After all that Frank Sidebottom Laughed at Jason's new balaclava/hat combo, which he used to mop up the pukemeister's puke which was all over his lap. Unfortunately, the balaclava/hat had a big fabric MINI badge which was useless and did nothing except spread the perfectly diced carrot, mushy peas and red peanut M&M's further down into the leather seats.
stoney
10th March 2008, 09:20 AM
It all began, like most things, with a new member who joined a club that only allowed red white and blue coloured pants for poodles and farmyard animals. Nevertheless, they soon changed their minds because the smell made it unbearable because of the way that the pants were made - of nylon - and it made the animals a bit hot. Sweaty sheep are never good for wooly jumpers, but looking from behind a large hippo i spotted he unmistakeable tracks of Knaone and his absolutley massive big,due to infection which made him a bit furry the only cure was to chop it off, The Vet came in his miniskirt and heels and began sharpening and grinding his unfeasibly large chopper with a polished stone. Enraged, he started to remove the infection which was itching like a really itchy thing with itchy bits, this then caused a ruptured sore spleen, suddenly a large elephant arrived with a small left leg and exceptionally large pair of Wildebeast. They paired off and charged at the usual Monthly rate of a custard cream.

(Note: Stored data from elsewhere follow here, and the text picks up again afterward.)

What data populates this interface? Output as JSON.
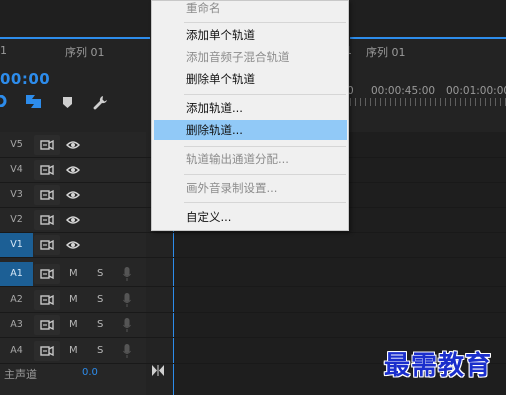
{
  "header": {
    "seq_left_num": "1",
    "seq_left": "序列 01",
    "seq_right": "序列 01",
    "seq_right_num": "1",
    "timecode": "00:00"
  },
  "ruler": {
    "label_1": "00:00:45:00",
    "label_2": "00:01:00:00",
    "label_0": "0"
  },
  "tracks": {
    "video": [
      {
        "label": "V5"
      },
      {
        "label": "V4"
      },
      {
        "label": "V3"
      },
      {
        "label": "V2"
      },
      {
        "label": "V1"
      }
    ],
    "audio": [
      {
        "label": "A1",
        "m": "M",
        "s": "S"
      },
      {
        "label": "A2",
        "m": "M",
        "s": "S"
      },
      {
        "label": "A3",
        "m": "M",
        "s": "S"
      },
      {
        "label": "A4",
        "m": "M",
        "s": "S"
      }
    ]
  },
  "master": {
    "label": "主声道",
    "value": "0.0"
  },
  "menu": {
    "items": [
      {
        "label": "重命名",
        "disabled": true
      },
      {
        "label": "添加单个轨道",
        "disabled": false
      },
      {
        "label": "添加音频子混合轨道",
        "disabled": true
      },
      {
        "label": "删除单个轨道",
        "disabled": false
      },
      {
        "label": "添加轨道...",
        "disabled": false
      },
      {
        "label": "删除轨道...",
        "disabled": false,
        "selected": true
      },
      {
        "label": "轨道输出通道分配...",
        "disabled": true
      },
      {
        "label": "画外音录制设置...",
        "disabled": true
      },
      {
        "label": "自定义...",
        "disabled": false
      }
    ]
  },
  "watermark": "最需教育",
  "colors": {
    "accent": "#2d8ceb",
    "menu_highlight": "#91c9f7",
    "track_on": "#1c5f95",
    "watermark": "#1a2ecc"
  }
}
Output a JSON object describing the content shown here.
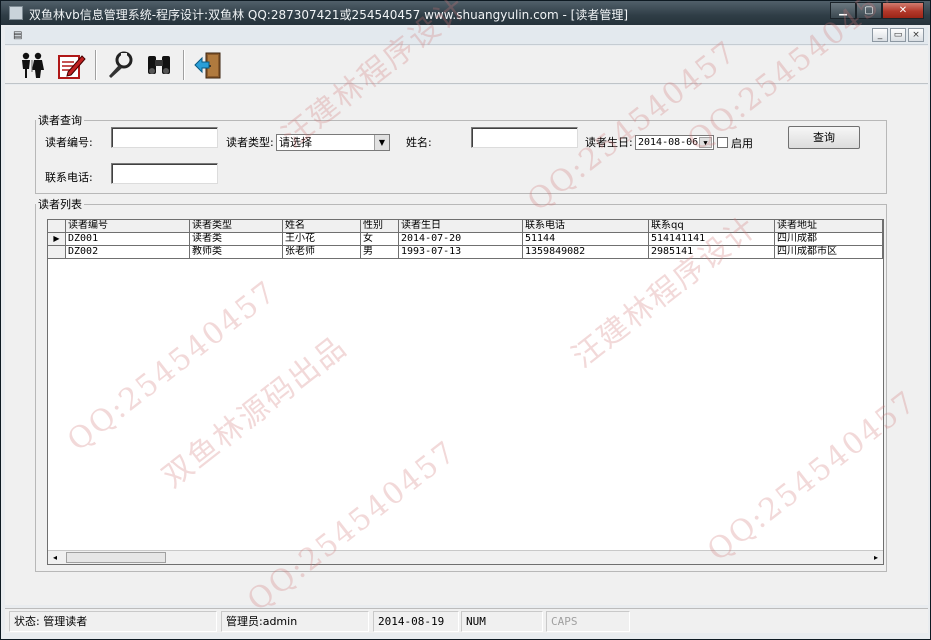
{
  "window": {
    "title": "双鱼林vb信息管理系统-程序设计:双鱼林 QQ:287307421或254540457 www.shuangyulin.com - [读者管理]",
    "controls": {
      "minimize": "▁",
      "maximize": "▢",
      "close": "✕"
    }
  },
  "mdi": {
    "icon": "▤",
    "min": "_",
    "restore": "▭",
    "close": "×"
  },
  "toolbar": {
    "items": [
      {
        "name": "reader-manage-icon"
      },
      {
        "name": "edit-form-icon"
      },
      {
        "name": "settings-tools-icon"
      },
      {
        "name": "binoculars-icon"
      },
      {
        "name": "exit-door-icon"
      }
    ]
  },
  "query": {
    "legend": "读者查询",
    "reader_no_label": "读者编号:",
    "reader_no_value": "",
    "reader_type_label": "读者类型:",
    "reader_type_value": "请选择",
    "name_label": "姓名:",
    "name_value": "",
    "birthday_label": "读者生日:",
    "birthday_value": "2014-08-06",
    "enable_label": "启用",
    "phone_label": "联系电话:",
    "phone_value": "",
    "search_button": "查询"
  },
  "list": {
    "legend": "读者列表",
    "columns": [
      "读者编号",
      "读者类型",
      "姓名",
      "性别",
      "读者生日",
      "联系电话",
      "联系qq",
      "读者地址"
    ],
    "rows": [
      [
        "DZ001",
        "读者类",
        "王小花",
        "女",
        "2014-07-20",
        "51144",
        "514141141",
        "四川成都"
      ],
      [
        "DZ002",
        "教师类",
        "张老师",
        "男",
        "1993-07-13",
        "1359849082",
        "2985141",
        "四川成都市区"
      ]
    ],
    "current_row_marker": "▶",
    "scroll_left": "◂",
    "scroll_right": "▸"
  },
  "status": {
    "state": "状态: 管理读者",
    "admin": "管理员:admin",
    "date": "2014-08-19",
    "num": "NUM",
    "caps": "CAPS"
  },
  "watermarks": [
    "QQ:254540457",
    "汪建林程序设计",
    "双鱼林源码出品"
  ]
}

The vet realised he had lost his long bendy rubber golf club, the one with the bright pink and suggestively shaped driver head cover, actually it looked a bit like a big fat wobbly Willie M perched on top of a large, nervous looking Bonnie Scotland. Having said that, the nervous looking pedantic Bonnie Scotland blow-up doll actually looked better and much more attentive than the REAL, larger than life Bonnie Scotland (hides). Elsewhere, side-parting monthly was being read in the bushes by lnl1 while he stroked his head and imagining it was as furry as DJ Tiddles the chapeaux wearing giraffe, who was king of the urban Cardenden Massive who loved mini adventures, especially ones where the badgers shaved there baldy heeds thus creating 5 Microwave ready potted sheep which roamed the wilderness not 3 days before the renegade Chihuahuas invaded the sleepy Borders of Camberwick Green only to find a curious orange cooper S cabriolet that was dancing topless to impress 6 cammels, on seeing the curious orange cooper s cabriolet dancing topless the cammels got the hump and headed for the bar for some much needed refreshments which turned out to be some revolting piece of mortified orang utan still wearing his pink fluffy slippers (eggy printed on the name label) eggy was proud of his notoriety and proceeded to buy everyone drinks ( a very rare occurence i can tell you) and everyone got so drunk that u would never believe that eggy was actually the greatest thing this planet had every seen when doing karaoke wearing only an apple-green cycling helmet, previously worn by the Village People. But heavily armed with booby traps all over his purple headed warrier,he began to cry uncontrollably as he realised he was going to miss Fontals stag in Prague which was gonna be so much fun.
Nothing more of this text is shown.